PC leader Kathy Dunderdale meets with Lucy Rowe, who turned 101 Oct. 1, during a stop at a seniors home in Lewisporte Thursday. — Photo by Steve Bartlett/The Telegram
Kathy Dunderdale suggests people look at the Progressive Conservative home care platform before slamming it.
She was responding to a comment the president of the Newfoundland and Labrador Association of Public and Private Employees (NAPE) made in a news release Wednesday.
Carol Furlong used the words “horrible” and “discriminatory” to describe the policy, which includes developing a model that would see family members paid for providing care.
The union leader stated that would result in less care for someone who doesn’t have a family member available.
“Home care should be based on a person’s individual needs,” Furlong said, “not availability of relatives to work for minimum wage and no benefits.”
She called on Dunderdale to reconsider the policy.
But the Tory leader said in a media scrum Furlong has it wrong.
“People should really read the Blue Book and understand the policy before they start critiquing it. All we’re saying in terms of home care, we’re expanding home care. We’re going to put more money into home care. We’re going to modify how it’s regulated.”
Dunderdale explained the model being developed would allow home care recipients to receive the same amount of money whether they were being cared for by a family member or a home care agency.
She said it’ll still be up to the client who they hire.
“But instead of hiring somebody down the road, they can now hire somebody in their family. That’s the only change in terms of who delivers their care.”
Dunderdale said families have asked that such a system be put in place. She added it should ultimately result in savings for government.
“If people are kept healthy in their own homes for longer, we’re keeping them out of hospital beds and acute care beds, which are much more expensive to maintain and operate.”
Dunderdale spoke to the media outside a seniors home in Lewisporte, where she spent part of the morning campaigning with candidate Wade Verge.
The Tory bus then travelled Route 340 to Twillingate in support of incumbent Derrick Dalley.
One of the stops there was the Eastern Star Group. The plant dries shrimp shells and sends them to China where they are used in making glucosamine.
Other stops Thursday included New World Island and Musgrave Harbour, with the latter being in hopeful Eli Cross’ district.

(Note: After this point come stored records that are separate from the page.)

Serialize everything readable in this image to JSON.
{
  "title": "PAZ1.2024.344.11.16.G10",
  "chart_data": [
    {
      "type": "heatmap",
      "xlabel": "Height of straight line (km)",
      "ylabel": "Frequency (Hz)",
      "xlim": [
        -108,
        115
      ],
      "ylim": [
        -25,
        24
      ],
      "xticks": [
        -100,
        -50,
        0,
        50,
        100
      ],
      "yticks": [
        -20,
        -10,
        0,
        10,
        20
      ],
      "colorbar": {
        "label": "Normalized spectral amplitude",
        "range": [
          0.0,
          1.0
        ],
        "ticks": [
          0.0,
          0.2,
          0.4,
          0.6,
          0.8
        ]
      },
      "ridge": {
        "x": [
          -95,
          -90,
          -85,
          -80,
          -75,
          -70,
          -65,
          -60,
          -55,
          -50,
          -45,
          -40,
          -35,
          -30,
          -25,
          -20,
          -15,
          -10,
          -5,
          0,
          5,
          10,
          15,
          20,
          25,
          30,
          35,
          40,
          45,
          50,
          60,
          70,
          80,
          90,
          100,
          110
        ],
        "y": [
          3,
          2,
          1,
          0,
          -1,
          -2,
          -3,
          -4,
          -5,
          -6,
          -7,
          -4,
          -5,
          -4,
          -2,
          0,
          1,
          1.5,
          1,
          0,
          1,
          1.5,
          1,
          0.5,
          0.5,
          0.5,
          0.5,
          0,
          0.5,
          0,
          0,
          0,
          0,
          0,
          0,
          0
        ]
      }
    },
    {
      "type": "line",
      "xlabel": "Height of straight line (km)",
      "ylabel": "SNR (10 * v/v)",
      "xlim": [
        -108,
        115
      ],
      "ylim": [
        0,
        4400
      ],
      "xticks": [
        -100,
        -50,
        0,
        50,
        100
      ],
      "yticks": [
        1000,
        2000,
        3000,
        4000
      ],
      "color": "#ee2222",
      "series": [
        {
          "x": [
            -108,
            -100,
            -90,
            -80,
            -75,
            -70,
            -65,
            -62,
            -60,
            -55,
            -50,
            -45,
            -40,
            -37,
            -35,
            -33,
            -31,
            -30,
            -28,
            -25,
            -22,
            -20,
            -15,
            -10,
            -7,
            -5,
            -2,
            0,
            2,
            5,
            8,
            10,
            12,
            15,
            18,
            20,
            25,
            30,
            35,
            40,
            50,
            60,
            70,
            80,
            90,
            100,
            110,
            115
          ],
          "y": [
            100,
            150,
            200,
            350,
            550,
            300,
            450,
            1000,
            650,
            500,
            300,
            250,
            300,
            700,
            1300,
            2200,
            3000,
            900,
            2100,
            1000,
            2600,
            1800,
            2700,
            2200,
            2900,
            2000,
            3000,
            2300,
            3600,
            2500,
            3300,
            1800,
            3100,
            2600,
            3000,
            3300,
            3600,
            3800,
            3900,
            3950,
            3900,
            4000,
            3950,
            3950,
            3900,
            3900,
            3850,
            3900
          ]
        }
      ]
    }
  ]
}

But while Dunderdale campaigned on the northeast coast, St. John’s was on the mind of some PC colleagues.
The Tories are being challenged by the NDP in a couple of capital city districts.
Asked about those races, Dunderdale said such battles help make the election exciting.
“The worst thing you can have in an election is complacency. So when you get a few races on, that’s a good thing. That gets the blood circulating and everybody out and up, and I’m confident that we’re going to do well in those seats.”